Further, a patient may have a combination of these abnormal occurrences and may be diagnosed by different modalities. It follows that identifying any manifestation of peripheral arterial disease mandates evaluation for other covert sequelae. Once this evaluation is complete, a treatment and follow-up plan can be developed.
While there are many ways to diagnose atherosclerosis, the initial evaluation is relatively uniform, involving a complete vascular review of systems and a physical examination. This is typically followed by laboratory and imaging evaluations.
Patients at risk for PAD will be asked about leg fatigue or leg pain with ambulation (claudication). They also will be asked about poor healing in the lower extremities, stroke or stroke-like symptoms, abdominal pain with eating, or weight loss. They will be asked about family history of aortic aneurysms.
Next: a focused physical exam
Second, a focused physical examination is performed. This includes bilateral arm blood pressures, cardiac examination, palpation of the abdomen, examination of the legs and feet, and a comprehensive pulse examination from the carotid arteries in the neck to the small arteries of the foot and ankle. Depending on the patient’s medical history, review of systems and physical examination, laboratory testing may be required to determine cholesterol, kidney function and fasting glucose.

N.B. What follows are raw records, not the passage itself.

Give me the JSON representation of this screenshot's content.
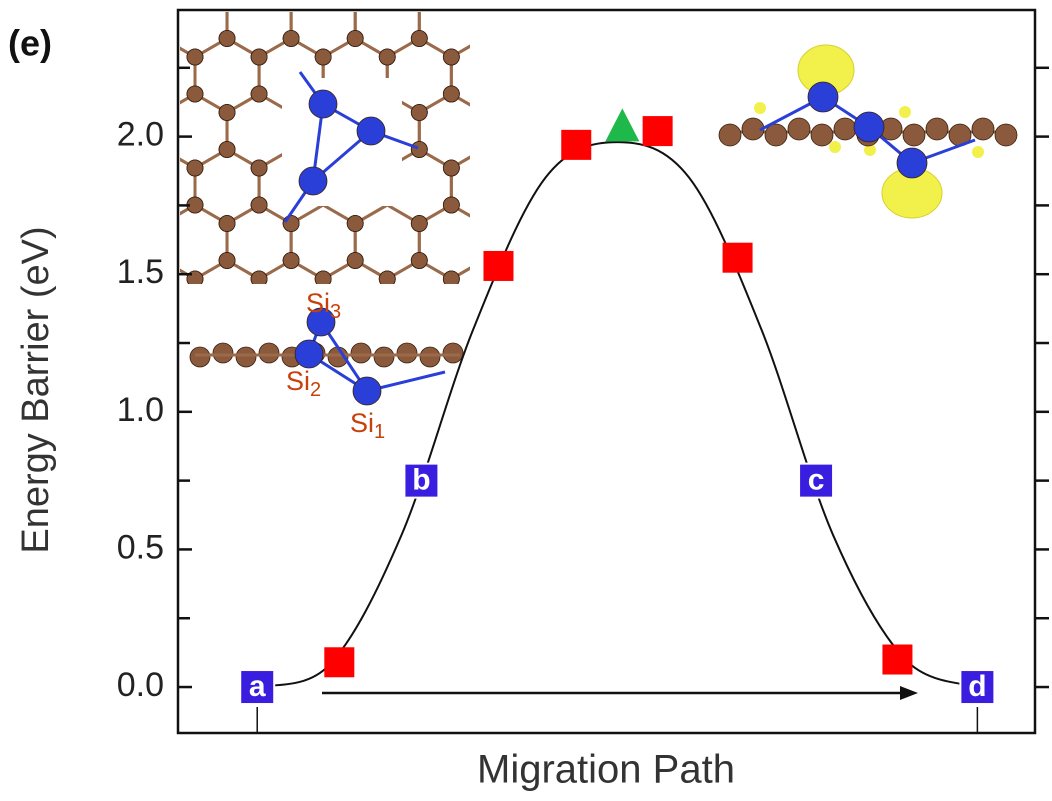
{
  "chart_data": {
    "type": "line",
    "panel_label": "(e)",
    "y_label": "Energy Barrier (eV)",
    "x_label": "Migration Path",
    "xlim": [
      -0.11,
      1.08
    ],
    "xticks": [
      0,
      1
    ],
    "ylim": [
      -0.167,
      2.46
    ],
    "yticks": [
      {
        "value": 0,
        "label": "0.0"
      },
      {
        "value": 0.5,
        "label": "0.5"
      },
      {
        "value": 1,
        "label": "1.0"
      },
      {
        "value": 1.5,
        "label": "1.5"
      },
      {
        "value": 2,
        "label": "2.0"
      }
    ],
    "minor_yticks": [
      0.25,
      0.75,
      1.25,
      1.75,
      2.25
    ],
    "series": [
      {
        "kind": "curve",
        "color": "#111111",
        "x": [
          0,
          0.1,
          0.2,
          0.3,
          0.4,
          0.5,
          0.6,
          0.7,
          0.8,
          0.9,
          1.0
        ],
        "values": [
          0,
          0.08,
          0.55,
          1.3,
          1.85,
          1.98,
          1.85,
          1.3,
          0.55,
          0.1,
          0
        ]
      },
      {
        "kind": "labeled-square",
        "color": "#3a1ee0",
        "x": [
          0,
          0.228,
          0.776,
          1.0
        ],
        "values": [
          0,
          0.75,
          0.75,
          0
        ],
        "labels": [
          "a",
          "b",
          "c",
          "d"
        ]
      },
      {
        "kind": "square",
        "color": "#ff0000",
        "x": [
          0.114,
          0.335,
          0.443,
          0.556,
          0.667,
          0.889
        ],
        "values": [
          0.09,
          1.53,
          1.97,
          2.02,
          1.56,
          0.1
        ]
      },
      {
        "kind": "triangle",
        "color": "#1fb84a",
        "x": [
          0.507
        ],
        "values": [
          2.03
        ]
      }
    ],
    "annotations": [
      {
        "text": "Si",
        "sub": "3"
      },
      {
        "text": "Si",
        "sub": "2"
      },
      {
        "text": "Si",
        "sub": "1"
      }
    ]
  }
}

Noninvasive modalities may be used, such as segmental blood pressure analysis, ultrasound with Doppler, CT scan or MRI. In some cases cardiac stress testing may be appropriate.
The rationale for this extensive evaluation is to identify modifiable risk factors for atherosclerosis, and to initiate a treatment plan to prevent major events such as a heart attack or stroke. The risk of these two acute illnesses is a high concern no matter what manifestation of atherosclerosis is diagnosed.

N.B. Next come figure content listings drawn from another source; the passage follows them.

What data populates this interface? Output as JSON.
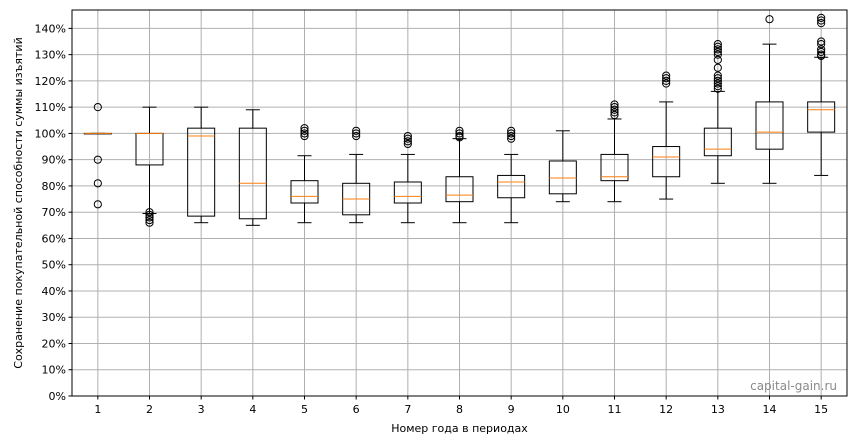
{
  "chart_data": {
    "type": "box",
    "xlabel": "Номер года в периодах",
    "ylabel": "Сохранение покупательной способности суммы изъятий",
    "ylim": [
      0,
      147
    ],
    "yticks": [
      0,
      10,
      20,
      30,
      40,
      50,
      60,
      70,
      80,
      90,
      100,
      110,
      120,
      130,
      140
    ],
    "ytick_labels": [
      "0%",
      "10%",
      "20%",
      "30%",
      "40%",
      "50%",
      "60%",
      "70%",
      "80%",
      "90%",
      "100%",
      "110%",
      "120%",
      "130%",
      "140%"
    ],
    "grid": true,
    "box_color": "#000000",
    "median_color": "#ff7f0e",
    "grid_color": "#b0b0b0",
    "categories": [
      "1",
      "2",
      "3",
      "4",
      "5",
      "6",
      "7",
      "8",
      "9",
      "10",
      "11",
      "12",
      "13",
      "14",
      "15"
    ],
    "boxes": [
      {
        "whislo": 100,
        "q1": 100,
        "med": 100,
        "q3": 100,
        "whishi": 100,
        "fliers": [
          110,
          90,
          81,
          73
        ]
      },
      {
        "whislo": 69.5,
        "q1": 88,
        "med": 100,
        "q3": 100,
        "whishi": 110,
        "fliers": [
          70,
          69,
          68,
          67,
          66
        ]
      },
      {
        "whislo": 66,
        "q1": 68.5,
        "med": 99,
        "q3": 102,
        "whishi": 110,
        "fliers": []
      },
      {
        "whislo": 65,
        "q1": 67.5,
        "med": 81,
        "q3": 102,
        "whishi": 109,
        "fliers": []
      },
      {
        "whislo": 66,
        "q1": 73.5,
        "med": 76,
        "q3": 82,
        "whishi": 91.5,
        "fliers": [
          99,
          100,
          101,
          102
        ]
      },
      {
        "whislo": 66,
        "q1": 69,
        "med": 75,
        "q3": 81,
        "whishi": 92,
        "fliers": [
          99,
          100,
          101
        ]
      },
      {
        "whislo": 66,
        "q1": 73.5,
        "med": 76,
        "q3": 81.5,
        "whishi": 92,
        "fliers": [
          96,
          97,
          98,
          99
        ]
      },
      {
        "whislo": 66,
        "q1": 74,
        "med": 76.5,
        "q3": 83.5,
        "whishi": 98,
        "fliers": [
          98.5,
          99,
          100,
          101
        ]
      },
      {
        "whislo": 66,
        "q1": 75.5,
        "med": 81.5,
        "q3": 84,
        "whishi": 92,
        "fliers": [
          98,
          99,
          100,
          101
        ]
      },
      {
        "whislo": 74,
        "q1": 77,
        "med": 83,
        "q3": 89.5,
        "whishi": 101,
        "fliers": []
      },
      {
        "whislo": 74,
        "q1": 82,
        "med": 83.5,
        "q3": 92,
        "whishi": 105.5,
        "fliers": [
          107,
          108,
          109,
          110,
          111
        ]
      },
      {
        "whislo": 75,
        "q1": 83.5,
        "med": 91,
        "q3": 95,
        "whishi": 112,
        "fliers": [
          119,
          120,
          121,
          122
        ]
      },
      {
        "whislo": 81,
        "q1": 91.5,
        "med": 94,
        "q3": 102,
        "whishi": 116,
        "fliers": [
          117,
          118,
          119,
          120,
          121,
          122,
          125,
          128,
          130,
          131,
          132,
          133,
          134
        ]
      },
      {
        "whislo": 81,
        "q1": 94,
        "med": 100.5,
        "q3": 112,
        "whishi": 134,
        "fliers": [
          143.5
        ]
      },
      {
        "whislo": 84,
        "q1": 100.5,
        "med": 109,
        "q3": 112,
        "whishi": 129,
        "fliers": [
          129.5,
          130,
          131,
          132,
          134,
          135,
          142,
          143,
          144
        ]
      }
    ]
  },
  "watermark": "capital-gain.ru"
}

Treatment includes aspirin or another platelet inhibitor, certain antihypertensive medications if indicated to treat high blood pressure, cholesterol-lowering medications and a smoking-cessation plan. These strategies have been proven to slow progression of the disease and to decrease the risk of stroke, heart attack and death.
Noninvasive imaging is necessary to define the type and location of disease present – especially if it is being targeted for invasive treatment – and to confirm atherosclerosis as the mechanism. Treatment decisions beyond optimal pharmacologic therapy, such as invasive revascularization, are highly individual. Generally, however, treatment depends on symptoms, severity of risk and anatomic location of disease.
There are many different clinical presentations of atherosclerosis and many methods to diagnose this common disease. Early diagnosis is essential to maximize the effect of medical therapy, and ultimately to eliminate symptoms and decrease the burden of disease and its associated risk.